I’m grateful to both Yu and Dan for this opportunity, and all the other CCG members who made my time more enjoyable. The outings we would have w/ Jen to the Penn orchard or the Museum, the Coffee runs I’d have with Tomer, and lunches w/ Alon all helped keep me a happy researcher.


Altar Horowitz
Undergrad at Tel Aviv University

Hey! My name is Altar, and I’m a second-year Bioinformatics student at Tel Aviv University. This summer, I had the privilege of working on a project in Professor Dan Roth’s lab, alongside my incredible research partner, Guy Kouchly.
Our project had two main parts. The first involved building an online tool that allows AI researchers to compare distances between embeddings of different sentences, based on their chosen embedding type. The second part focused on exploring whether prompt enrichment improves AI retrieval performance from a database.
For me, this was a very special experience – it was the first time I built an entire tool from scratch, which, as anyone who’s done this knows, is a truly unique and educational process. Moreover, being part of such a high-level laboratory and creating a tool that can be used by some of the best scientists in the world was incredibly empowering.
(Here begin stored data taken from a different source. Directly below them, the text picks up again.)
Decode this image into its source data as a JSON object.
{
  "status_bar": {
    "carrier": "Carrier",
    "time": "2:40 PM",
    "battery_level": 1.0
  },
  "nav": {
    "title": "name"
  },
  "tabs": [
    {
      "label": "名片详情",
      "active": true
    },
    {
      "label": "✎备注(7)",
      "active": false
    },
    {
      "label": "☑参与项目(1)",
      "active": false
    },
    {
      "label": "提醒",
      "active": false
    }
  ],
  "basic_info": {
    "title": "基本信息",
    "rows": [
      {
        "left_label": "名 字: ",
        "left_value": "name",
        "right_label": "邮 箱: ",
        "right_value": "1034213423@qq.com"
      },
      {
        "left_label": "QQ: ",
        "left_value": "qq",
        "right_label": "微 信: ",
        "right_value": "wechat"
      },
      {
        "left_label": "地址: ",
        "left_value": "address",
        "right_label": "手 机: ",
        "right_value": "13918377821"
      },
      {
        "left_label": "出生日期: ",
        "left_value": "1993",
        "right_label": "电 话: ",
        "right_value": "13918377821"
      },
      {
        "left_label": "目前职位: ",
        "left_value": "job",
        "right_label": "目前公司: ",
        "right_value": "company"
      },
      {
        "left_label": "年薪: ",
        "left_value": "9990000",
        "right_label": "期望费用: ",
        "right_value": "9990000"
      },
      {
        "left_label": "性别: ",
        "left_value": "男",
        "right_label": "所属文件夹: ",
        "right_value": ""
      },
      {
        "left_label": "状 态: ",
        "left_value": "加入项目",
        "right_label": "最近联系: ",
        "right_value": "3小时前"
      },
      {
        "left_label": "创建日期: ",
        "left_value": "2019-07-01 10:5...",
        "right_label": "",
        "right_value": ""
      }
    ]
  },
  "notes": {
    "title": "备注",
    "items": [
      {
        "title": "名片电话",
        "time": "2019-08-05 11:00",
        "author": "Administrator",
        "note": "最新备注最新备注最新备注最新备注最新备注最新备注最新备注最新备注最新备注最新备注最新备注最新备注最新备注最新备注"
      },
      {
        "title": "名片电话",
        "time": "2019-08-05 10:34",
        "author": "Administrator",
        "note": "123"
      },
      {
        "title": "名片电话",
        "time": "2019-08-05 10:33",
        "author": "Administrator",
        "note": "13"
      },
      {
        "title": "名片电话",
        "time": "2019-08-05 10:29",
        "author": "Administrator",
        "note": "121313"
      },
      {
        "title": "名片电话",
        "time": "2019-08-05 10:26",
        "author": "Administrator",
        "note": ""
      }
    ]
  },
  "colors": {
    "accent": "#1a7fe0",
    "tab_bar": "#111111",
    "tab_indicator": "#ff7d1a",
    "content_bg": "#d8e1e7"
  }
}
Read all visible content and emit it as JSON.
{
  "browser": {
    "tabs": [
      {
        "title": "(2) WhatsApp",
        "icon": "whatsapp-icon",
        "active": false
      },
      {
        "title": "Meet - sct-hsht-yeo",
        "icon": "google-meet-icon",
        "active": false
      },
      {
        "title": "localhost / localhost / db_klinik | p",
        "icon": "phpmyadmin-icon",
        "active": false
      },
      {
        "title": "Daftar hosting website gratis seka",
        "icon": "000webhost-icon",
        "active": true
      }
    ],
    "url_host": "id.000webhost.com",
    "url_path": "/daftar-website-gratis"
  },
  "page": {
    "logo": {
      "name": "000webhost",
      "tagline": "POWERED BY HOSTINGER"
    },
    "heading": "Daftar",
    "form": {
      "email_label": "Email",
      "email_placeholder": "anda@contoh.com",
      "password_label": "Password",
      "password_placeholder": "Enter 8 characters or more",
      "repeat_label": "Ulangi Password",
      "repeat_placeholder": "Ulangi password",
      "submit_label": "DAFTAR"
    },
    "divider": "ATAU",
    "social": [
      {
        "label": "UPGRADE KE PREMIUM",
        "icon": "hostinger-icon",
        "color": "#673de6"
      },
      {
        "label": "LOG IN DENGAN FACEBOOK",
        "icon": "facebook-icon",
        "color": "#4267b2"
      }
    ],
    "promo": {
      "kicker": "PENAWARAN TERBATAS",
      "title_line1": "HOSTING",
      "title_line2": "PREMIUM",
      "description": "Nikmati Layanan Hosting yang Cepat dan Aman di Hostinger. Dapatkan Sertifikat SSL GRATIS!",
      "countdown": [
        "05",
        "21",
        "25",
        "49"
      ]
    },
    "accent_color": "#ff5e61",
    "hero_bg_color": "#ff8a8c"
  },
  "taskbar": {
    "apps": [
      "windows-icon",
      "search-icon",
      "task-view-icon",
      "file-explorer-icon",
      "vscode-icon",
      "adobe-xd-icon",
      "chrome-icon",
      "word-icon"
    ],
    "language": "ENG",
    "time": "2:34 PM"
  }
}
Another highlight of the summer was the honor of working with the amazing Dr. Tomer Wolfson, who dedicated so much of his time to advising and helping us. Overall, this was one of the most meaningful experiences I’ve had, and it definitely strengthened my motivation to keep working hard and pursue a path in the academic world!
Guy Kouchly
Undergrad at Ben Gurion University of the Negev

During the summer, I worked together with my research partner, Altar, on developing a demo for comparing text embeddings and visualizing the distances between them under different models. Later on, we joined another project under Tomer’s guidance, focusing on improving retrieval methods for large language models using prompt engineering. We experimented with a subset of questions from the OTT-QA dataset and evaluated GPT’s ability to retrieve the corresponding “gold” documents. Our approach involved generating a fictional document (using GPT) for each gold document and using it as a prompt. While this method didn’t yet improve results, Tomer believes there’s still potential – especially with more challenging datasets.
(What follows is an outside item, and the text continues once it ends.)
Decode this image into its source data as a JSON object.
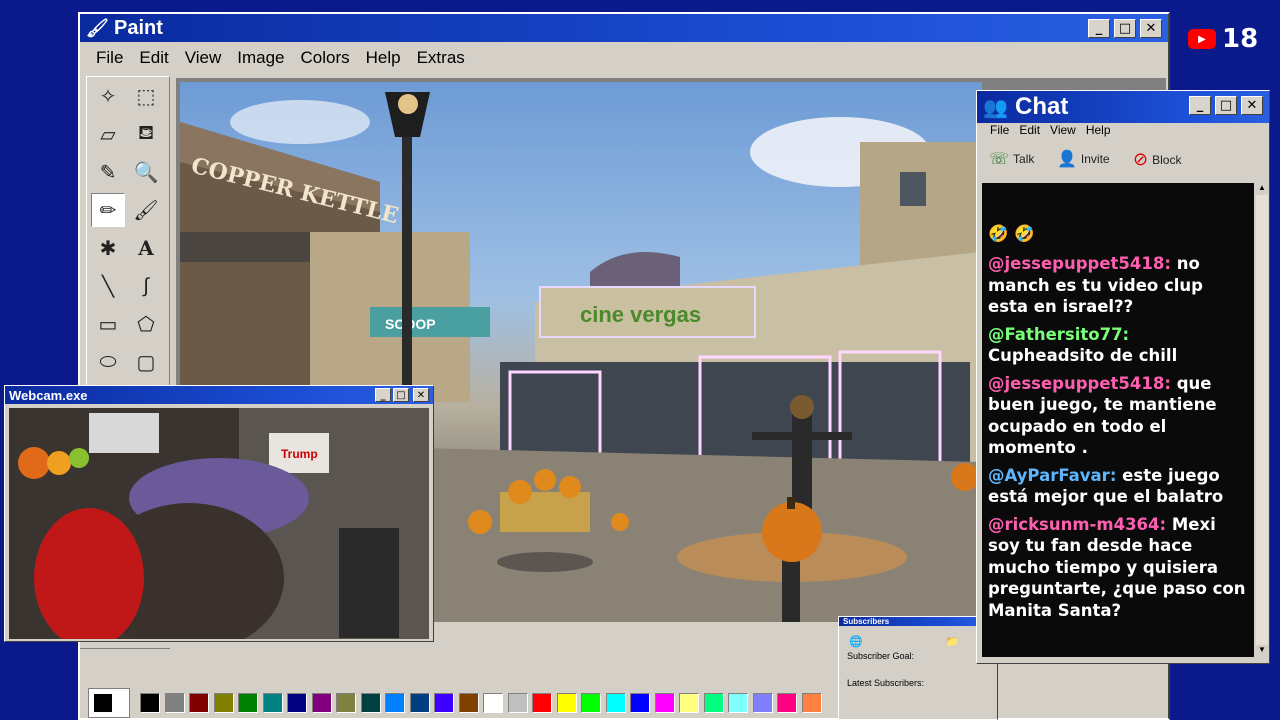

I really enjoyed working on these projects this summer. NLP is new to me, and I’m grateful for the chance to gain hands-on experience so early in my studies. Just as importantly, the lab atmosphere was wonderful – I always felt comfortable asking for help, and everyone was incredibly kind, patient, and welcoming.
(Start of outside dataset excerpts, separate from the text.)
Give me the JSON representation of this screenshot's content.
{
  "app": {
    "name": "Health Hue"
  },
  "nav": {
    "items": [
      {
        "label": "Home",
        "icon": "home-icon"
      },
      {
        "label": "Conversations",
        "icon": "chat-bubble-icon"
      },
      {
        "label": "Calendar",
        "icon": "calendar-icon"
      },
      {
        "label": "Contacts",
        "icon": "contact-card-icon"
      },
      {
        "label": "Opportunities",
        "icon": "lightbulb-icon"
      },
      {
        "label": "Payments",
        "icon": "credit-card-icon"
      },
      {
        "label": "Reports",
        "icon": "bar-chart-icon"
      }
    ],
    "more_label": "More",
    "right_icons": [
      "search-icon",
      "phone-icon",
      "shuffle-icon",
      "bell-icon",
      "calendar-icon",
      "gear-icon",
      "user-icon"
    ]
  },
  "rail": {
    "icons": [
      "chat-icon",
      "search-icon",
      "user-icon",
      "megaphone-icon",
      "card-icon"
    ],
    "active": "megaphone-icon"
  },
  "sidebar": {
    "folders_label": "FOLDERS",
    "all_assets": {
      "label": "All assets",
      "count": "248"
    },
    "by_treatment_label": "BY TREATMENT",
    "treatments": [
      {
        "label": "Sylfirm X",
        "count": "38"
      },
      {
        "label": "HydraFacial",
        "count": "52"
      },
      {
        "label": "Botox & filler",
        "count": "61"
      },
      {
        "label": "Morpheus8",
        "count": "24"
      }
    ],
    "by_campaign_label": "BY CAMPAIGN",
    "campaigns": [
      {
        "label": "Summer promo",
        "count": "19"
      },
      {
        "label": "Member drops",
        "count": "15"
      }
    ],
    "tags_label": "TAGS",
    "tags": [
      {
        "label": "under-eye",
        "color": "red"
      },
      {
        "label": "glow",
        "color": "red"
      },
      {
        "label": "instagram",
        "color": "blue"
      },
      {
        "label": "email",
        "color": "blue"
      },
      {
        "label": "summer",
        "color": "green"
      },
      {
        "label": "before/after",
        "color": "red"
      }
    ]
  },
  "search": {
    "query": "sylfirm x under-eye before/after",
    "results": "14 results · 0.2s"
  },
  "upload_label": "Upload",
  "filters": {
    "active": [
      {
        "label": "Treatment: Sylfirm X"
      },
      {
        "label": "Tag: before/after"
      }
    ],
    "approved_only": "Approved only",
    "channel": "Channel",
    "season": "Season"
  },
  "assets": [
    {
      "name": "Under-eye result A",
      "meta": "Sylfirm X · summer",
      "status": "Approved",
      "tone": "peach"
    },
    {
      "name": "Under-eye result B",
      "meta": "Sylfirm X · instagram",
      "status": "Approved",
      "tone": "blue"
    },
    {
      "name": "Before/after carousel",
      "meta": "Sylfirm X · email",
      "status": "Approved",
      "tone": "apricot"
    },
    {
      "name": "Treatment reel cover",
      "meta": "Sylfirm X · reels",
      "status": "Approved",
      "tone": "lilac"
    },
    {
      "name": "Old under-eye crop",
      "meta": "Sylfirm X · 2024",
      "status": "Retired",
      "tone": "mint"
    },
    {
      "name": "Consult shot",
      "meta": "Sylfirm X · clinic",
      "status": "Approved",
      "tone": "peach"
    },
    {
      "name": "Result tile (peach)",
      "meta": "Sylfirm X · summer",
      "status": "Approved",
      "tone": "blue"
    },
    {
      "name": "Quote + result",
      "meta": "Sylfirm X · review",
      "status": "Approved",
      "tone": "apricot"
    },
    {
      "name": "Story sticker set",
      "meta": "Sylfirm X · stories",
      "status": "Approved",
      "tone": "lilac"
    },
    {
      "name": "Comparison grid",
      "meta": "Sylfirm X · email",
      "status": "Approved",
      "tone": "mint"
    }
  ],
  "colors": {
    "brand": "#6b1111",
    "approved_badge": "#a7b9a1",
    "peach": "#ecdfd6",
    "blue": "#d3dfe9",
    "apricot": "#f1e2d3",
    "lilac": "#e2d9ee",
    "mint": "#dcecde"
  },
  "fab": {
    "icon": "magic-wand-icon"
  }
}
In terms of what I’ve learned—almost everything was new! On the theoretical side, I got to explore concepts like embeddings, dimensionality reduction (PCA), and retrieval-based reasoning. On the practical side, I learned about building demos, using APIs, and the general workflow of conducting research.
Many thanks to Dan, Tomer, Terry, Rohit, Prasham, and you, Jen, for all the support and for making this such a meaningful experience.